The track, weary with the weight of its subject matter being dragged like an albatross, benefits from a characteristically charismatic vocal from Armstrong. Satchmo’s take breathes life into the tune’s nameless narrator, endowing the character with a sympathetic quality that would have been far removed from the realm of possibility in less capable hands.
The track’s sparse, 8-bar rhythm plods faithfully along for the song’s final section, which culminates in a dramatic harmonic climax that may very well have provided the initial flashes of the fire that would come to define rock & roll decades later.
One of Armstrong’s first of many major musical contributions was to bring emphasis to the soloist within an outfit. “St. James Infirmary Blues” serves as a prime example of this development.
The push and pull of the emotive, instrumental movement being brought to a thunderous and visceral resolution not only conjures the worlds of jazz and blues simultaneously but – intentionally or otherwise – incorporates many of the elements in classical music responsible for endowing the work of composers like Wagner with such arresting emotional impactfulness, as heard in pieces such as “Liebestod.”
The darkness of tone and lyrics throughout the number provides one dimension of the narrative therein. But it is the journey of the music which allows for the realization of the full emotional impact.
Armstrong’s interpretation, like most others, presents a man who could be perceived as callous and heartless, unburdened by his sins to any extent that might warrant a change of lifestyle.
But Armstrong digs deeper, the music displaying an intermittent spark until – following a final run through the song’s motif – the elements ignite in an explosive expulsion of grief which establishes the humanity of a decidedly unsympathetic character.
This, by proxy, establishes conflicting feelings within the listener, illuminating our own messy realities in which the right choices are rarely obvious, and the most insidious evil can evince flashes of divine beauty.

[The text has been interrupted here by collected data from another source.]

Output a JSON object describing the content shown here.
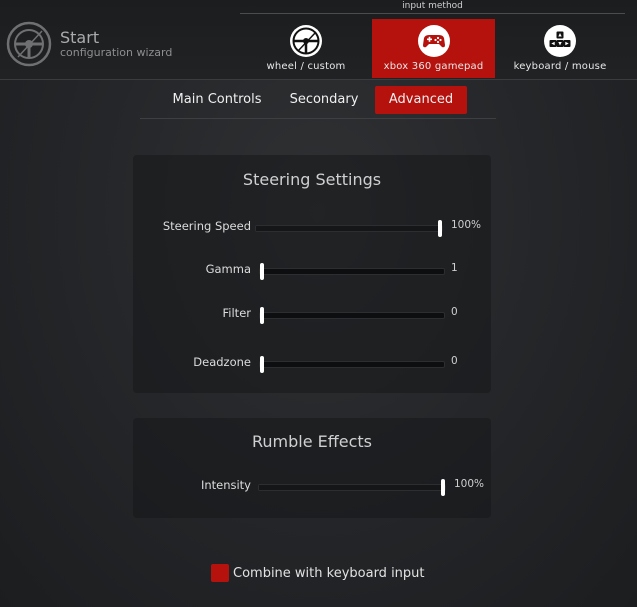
{
  "header": {
    "title": "Start",
    "subtitle": "configuration wizard",
    "input_method_label": "input method",
    "methods": [
      {
        "label": "wheel / custom",
        "icon": "steering-wheel-icon",
        "selected": false
      },
      {
        "label": "xbox 360 gamepad",
        "icon": "gamepad-icon",
        "selected": true
      },
      {
        "label": "keyboard / mouse",
        "icon": "keyboard-keys-icon",
        "selected": false
      }
    ]
  },
  "tabs": [
    {
      "label": "Main Controls",
      "active": false
    },
    {
      "label": "Secondary",
      "active": false
    },
    {
      "label": "Advanced",
      "active": true
    }
  ],
  "steering": {
    "title": "Steering Settings",
    "sliders": [
      {
        "label": "Steering Speed",
        "value": "100%",
        "fraction": 1.0
      },
      {
        "label": "Gamma",
        "value": "1",
        "fraction": 0.0
      },
      {
        "label": "Filter",
        "value": "0",
        "fraction": 0.0
      },
      {
        "label": "Deadzone",
        "value": "0",
        "fraction": 0.0
      }
    ]
  },
  "rumble": {
    "title": "Rumble Effects",
    "sliders": [
      {
        "label": "Intensity",
        "value": "100%",
        "fraction": 1.0
      }
    ]
  },
  "combine": {
    "label": "Combine with keyboard input",
    "checked": true
  },
  "colors": {
    "accent": "#b5120e",
    "background": "#25272a"
  }
}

Sun Records founder Sam Phillips would frequently recall his initial reaction to the music of Howlin’ Wolf, remarking of its distinctiveness and intensity, “this is where the soul of man never dies.” Those who commit themselves fully to the assimilation of Armstrong’s “St. James Infirmary Blues” will almost unquestionably find themselves rendered susceptible to feelings of this nature.
With contrapuntal exchanges that simultaneously invoke Bach and the Rolling Stones and a soaring, climactic finale executed on the scale of both Beethoven’s 9th and Led Zeppelin’s “Stairway to Heaven,” Armstrong’s interpretation of an archaic standard may have been the first true instance of lightning having been captured in a bottle. It is there it remains today for posterity, readily available to expand upon the universal understanding of all who care to embark upon the journey.